Performance profiling

Since Open Zaak emphasizes good performance, we need tooling to measure performance. There is no point in optimizing without knowing what you’re optimizing for. Every optimization should be preceded by a base-line profiling run, which provides the information on where to optimize.

Note

The tooling discussed here is only enabled with the development settings. You should verify the results on the same dev-environment, as this keeps the hardware and configuration consistent.

Profiling plain HTML pages

Plain HTML pages follow the classic pattern of a request that gets rendered into a template response, which is eventually displayed in the browser.

In development mode, Django Debug Toolbar (DjDT) is enabled by default.

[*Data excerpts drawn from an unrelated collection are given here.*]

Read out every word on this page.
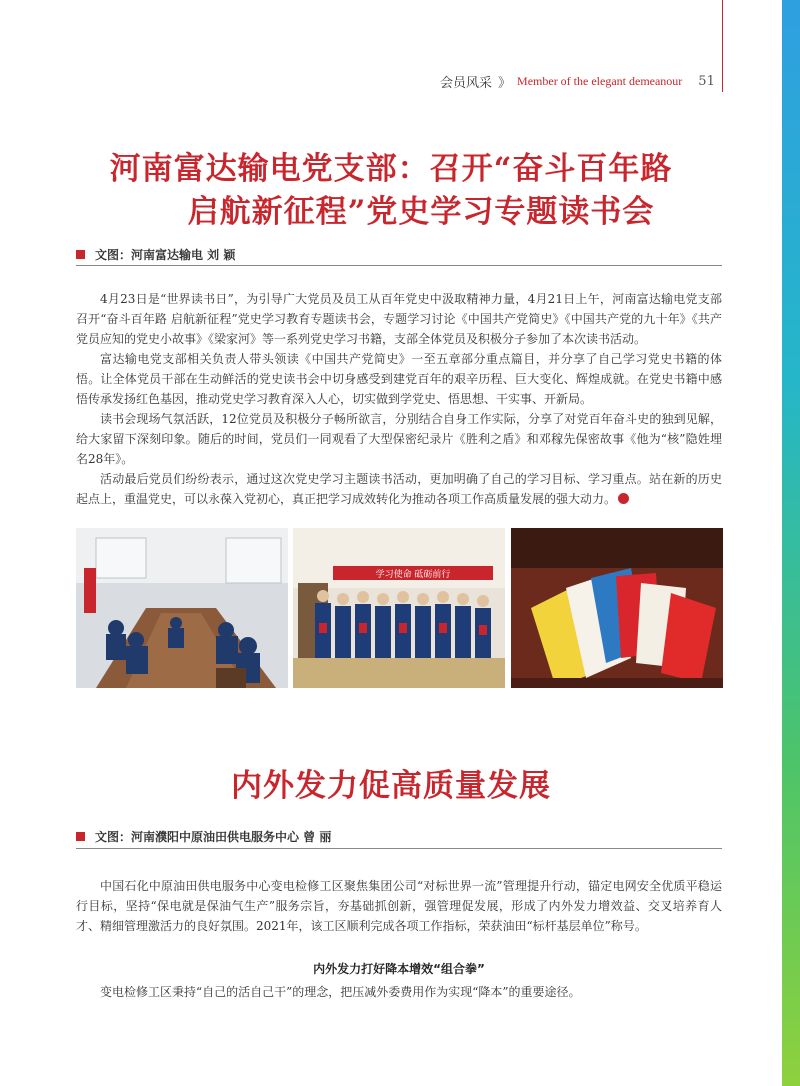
会员风采 》 Member of the elegant demeanour 51
河南富达输电党支部：召开“奋斗百年路
启航新征程”党史学习专题读书会
文图：河南富达输电 刘 颖

4月23日是“世界读书日”，为引导广大党员及员工从百年党史中汲取精神力量，4月21日上午，河南富达输电党支部召开“奋斗百年路 启航新征程”党史学习教育专题读书会，专题学习讨论《中国共产党简史》《中国共产党的九十年》《共产党员应知的党史小故事》《梁家河》等一系列党史学习书籍，支部全体党员及积极分子参加了本次读书活动。

富达输电党支部相关负责人带头领读《中国共产党简史》一至五章部分重点篇目，并分享了自己学习党史书籍的体悟。让全体党员干部在生动鲜活的党史读书会中切身感受到建党百年的艰辛历程、巨大变化、辉煌成就。在党史书籍中感悟传承发扬红色基因，推动党史学习教育深入人心，切实做到学党史、悟思想、干实事、开新局。

读书会现场气氛活跃，12位党员及积极分子畅所欲言，分别结合自身工作实际，分享了对党百年奋斗史的独到见解，给大家留下深刻印象。随后的时间，党员们一同观看了大型保密纪录片《胜利之盾》和邓稼先保密故事《他为“核”隐姓埋名28年》。

活动最后党员们纷纷表示，通过这次党史学习主题读书活动，更加明确了自己的学习目标、学习重点。站在新的历史起点上，重温党史，可以永葆入党初心，真正把学习成效转化为推动各项工作高质量发展的强大动力。

学习使命 砥砺前行
内外发力促高质量发展
文图：河南濮阳中原油田供电服务中心 曾 丽

中国石化中原油田供电服务中心变电检修工区聚焦集团公司“对标世界一流”管理提升行动，锚定电网安全优质平稳运行目标，坚持“保电就是保油气生产”服务宗旨，夯基础抓创新，强管理促发展，形成了内外发力增效益、交叉培养育人才、精细管理激活力的良好氛围。2021年，该工区顺利完成各项工作指标，荣获油田“标杆基层单位”称号。

内外发力打好降本增效“组合拳”

变电检修工区秉持“自己的活自己干”的理念，把压减外委费用作为实现“降本”的重要途径。
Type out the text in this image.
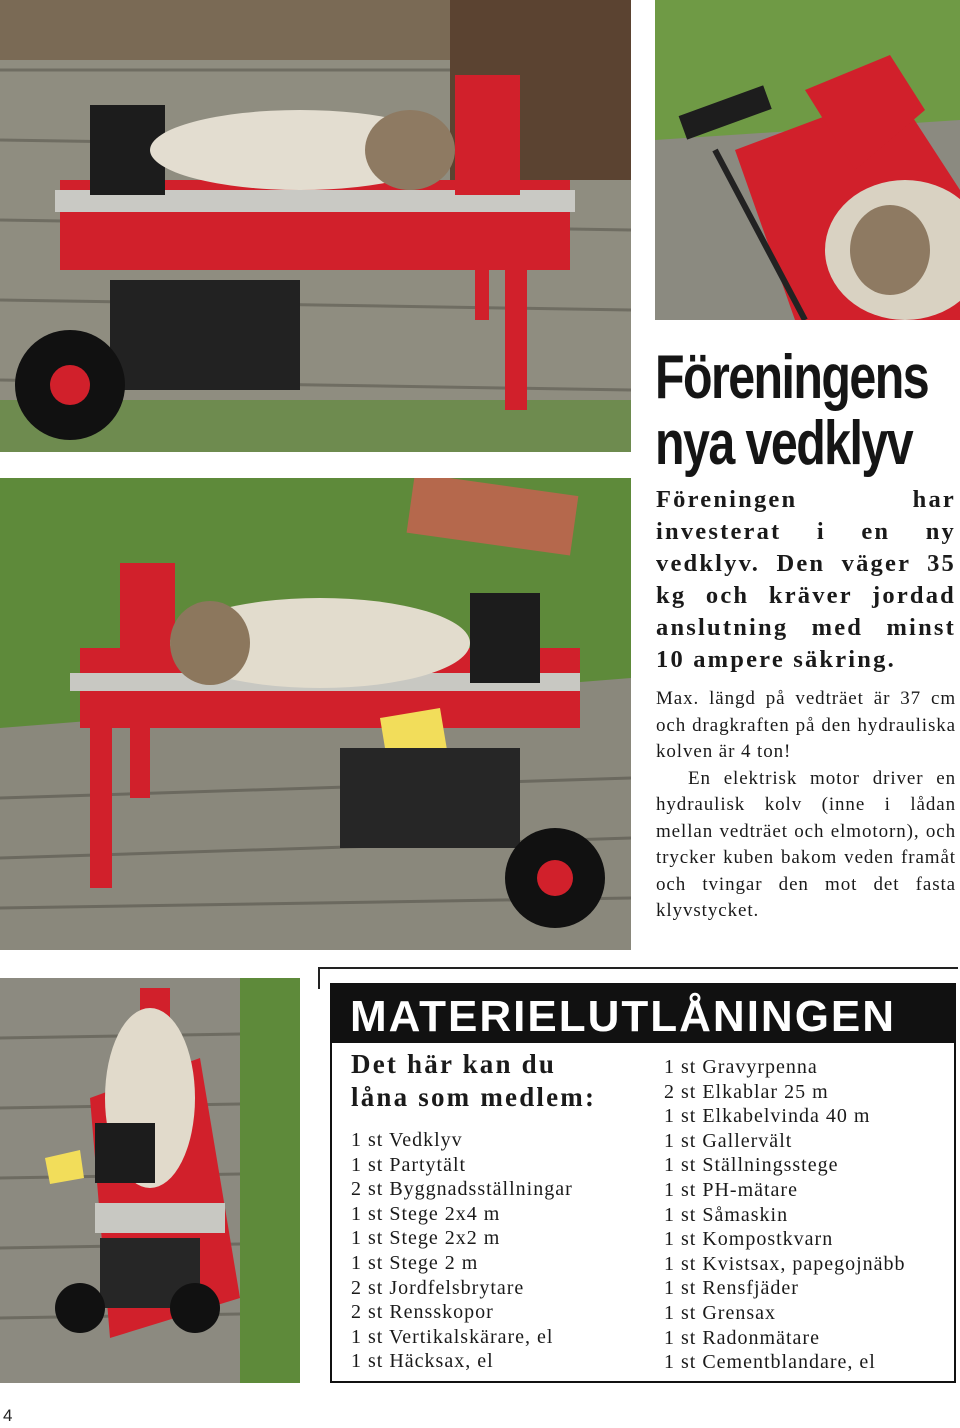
Föreningens
nya vedklyv

Föreningen har investerat i en ny vedklyv. Den väger 35 kg och kräver jordad anslutning med minst 10 ampere säkring.

Max. längd på vedträet är 37 cm och dragkraften på den hydrauliska kolven är 4 ton!
En elektrisk motor driver en hydraulisk kolv (inne i lådan mellan vedträet och elmotorn), och trycker kuben bakom veden framåt och tvingar den mot det fasta klyvstycket.

MATERIELUTLÅNINGEN

Det här kan du
låna som medlem:

1 st Vedklyv
1 st Partytält
2 st Byggnadsställningar
1 st Stege 2x4 m
1 st Stege 2x2 m
1 st Stege 2 m
2 st Jordfelsbrytare
2 st Rensskopor
1 st Vertikalskärare, el
1 st Häcksax, el
1 st Gravyrpenna
2 st Elkablar 25 m
1 st Elkabelvinda 40 m
1 st Gallervält
1 st Ställningsstege
1 st PH-mätare
1 st Såmaskin
1 st Kompostkvarn
1 st Kvistsax, papegojnäbb
1 st Rensfjäder
1 st Grensax
1 st Radonmätare
1 st Cementblandare, el
4
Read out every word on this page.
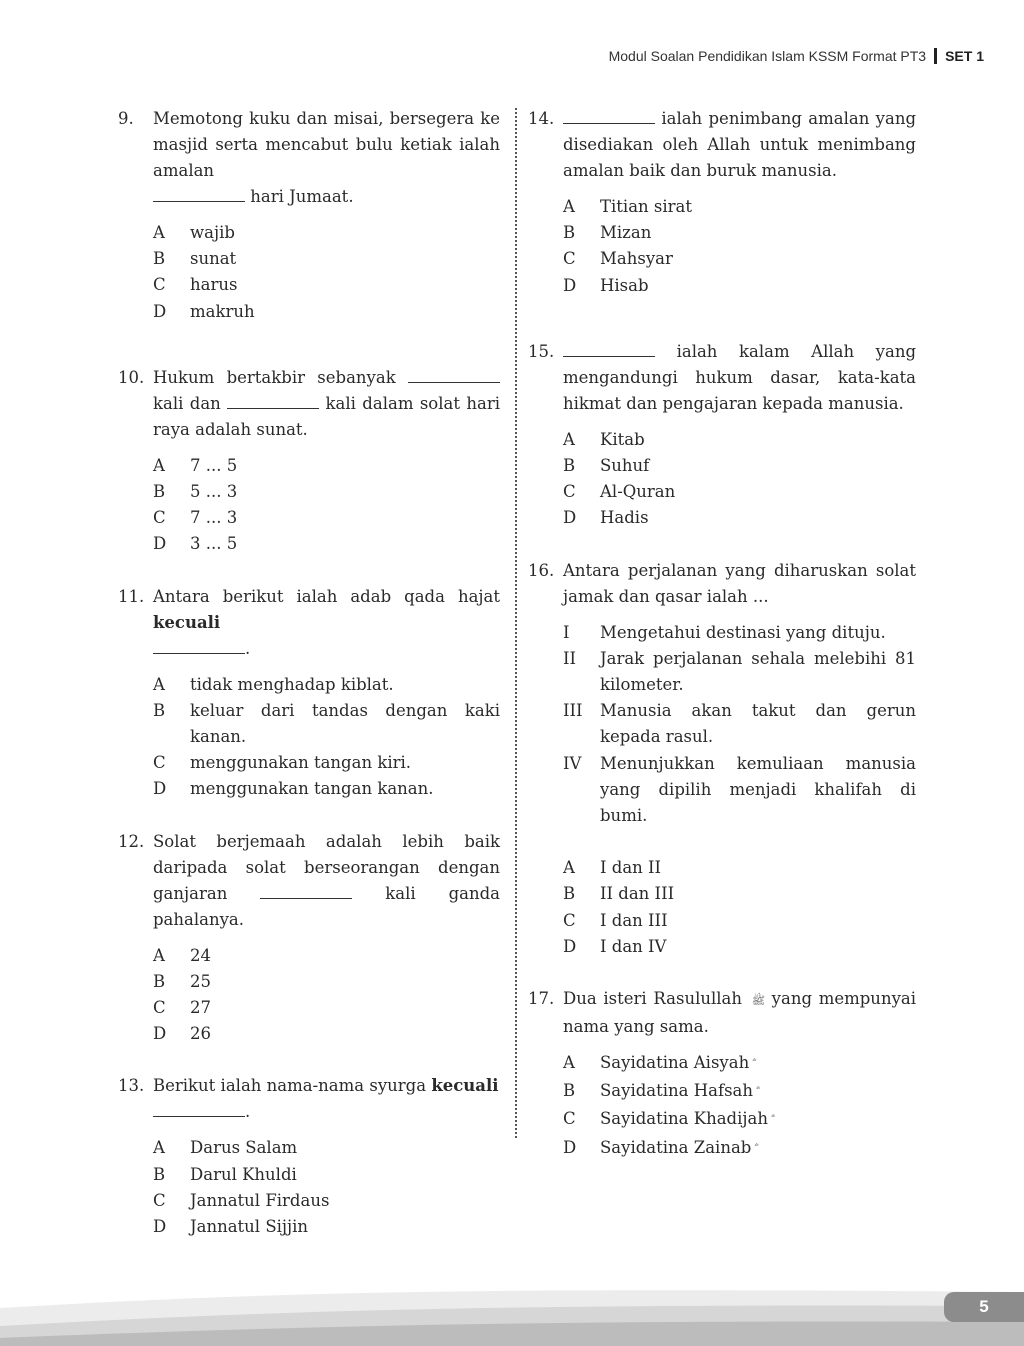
Modul Soalan Pendidikan Islam KSSM Format PT3 SET 1
9. Memotong kuku dan misai, bersegera ke masjid serta mencabut bulu ketiak ialah amalan
hari Jumaat.
A	wajib
B	sunat
C	harus
D	makruh
10. Hukum bertakbir sebanyak  kali dan	kali dalam solat hari raya adalah sunat.
A	7 ... 5
B	5 ... 3
C	7 ... 3
D	3 ... 5
11. Antara berikut ialah adab qada hajat kecuali
.
A	tidak menghadap kiblat.
B	keluar dari tandas dengan kaki kanan.
C	menggunakan tangan kiri.
D	menggunakan tangan kanan.
12. Solat berjemaah adalah lebih baik daripada solat berseorangan dengan ganjaran	kali ganda pahalanya.
A	24
B	25
C	27
D	26
13. Berikut ialah nama-nama syurga kecuali
.
A	Darus Salam
B	Darul Khuldi
C	Jannatul Firdaus
D	Jannatul Sijjin
14.	ialah penimbang amalan yang disediakan oleh Allah untuk menimbang amalan baik dan buruk manusia.
A	Titian sirat
B	Mizan
C	Mahsyar
D	Hisab
15.	ialah kalam Allah yang mengandungi hukum dasar, kata-kata hikmat dan pengajaran kepada manusia.
A	Kitab
B	Suhuf
C	Al-Quran
D	Hadis
16. Antara perjalanan yang diharuskan solat jamak dan qasar ialah ...
I	Mengetahui destinasi yang dituju.
II	Jarak perjalanan sehala melebihi 81 kilometer.
III	Manusia akan takut dan gerun kepada rasul.
IV	Menunjukkan kemuliaan manusia yang dipilih menjadi khalifah di bumi.
A	I dan II
B	II dan III
C	I dan III
D	I dan IV
17. Dua isteri Rasulullah ﷺ yang mempunyai nama yang sama.
A	Sayidatina Aisyah
B	Sayidatina Hafsah
C	Sayidatina Khadijah
D	Sayidatina Zainab
5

It provides a side-panel with information on timings, SQL queries and where they originate.

Profiling API endpoints

DjDT is not suitable for API endpoints, because there is no HTML body being rendered, thus the panel cannot be displayed. We use Django Silk instead for endpoint profiling.

Django silk is not enabled by default, and you can only use it with the development settings. To enable profiling, set the environment variable PROFILE to a truthy value, e.g.:

PROFILE=yes DEBUG=no python src/manage.py runserver

The profile data is available on http://localhost:8000/silk/. You can make the API calls using Postman, and they’ll show up in the Silk dashboard.

Silk provides information on total request time, how many and which SQL queries ran, timings of the queries and what caused the queries to run.

General recommendations

Disable DEBUG mode

You should use DEBUG=no when profiling, which disables some Django internals that can degrade performance and thus give skewed results. Most notably, in debug mode, Django keeps track of the database queries in an array.

Queries are usually the bottleneck

In most web-apps, the database is the bottleneck for performance. Large amounts of queries, or big/complex queries should catch your attention. Especially repeating queries are suspicious - often they can be mitigated using select_related or prefetch_related.

Measure relative performance

Expressing performance gains in percentage is usually the most useful. Of course, endpoints taking 5 or 10 seconds in total are both bad, so use common sense when interpreting the results. However, it’s interesting if you can attribute a 20% total request time reduction and 90% less queries to a single change.

If you have profiling numbers in production, you can apply the relative gains in performance to the production numbers to get a ballkpark figure of the production performance.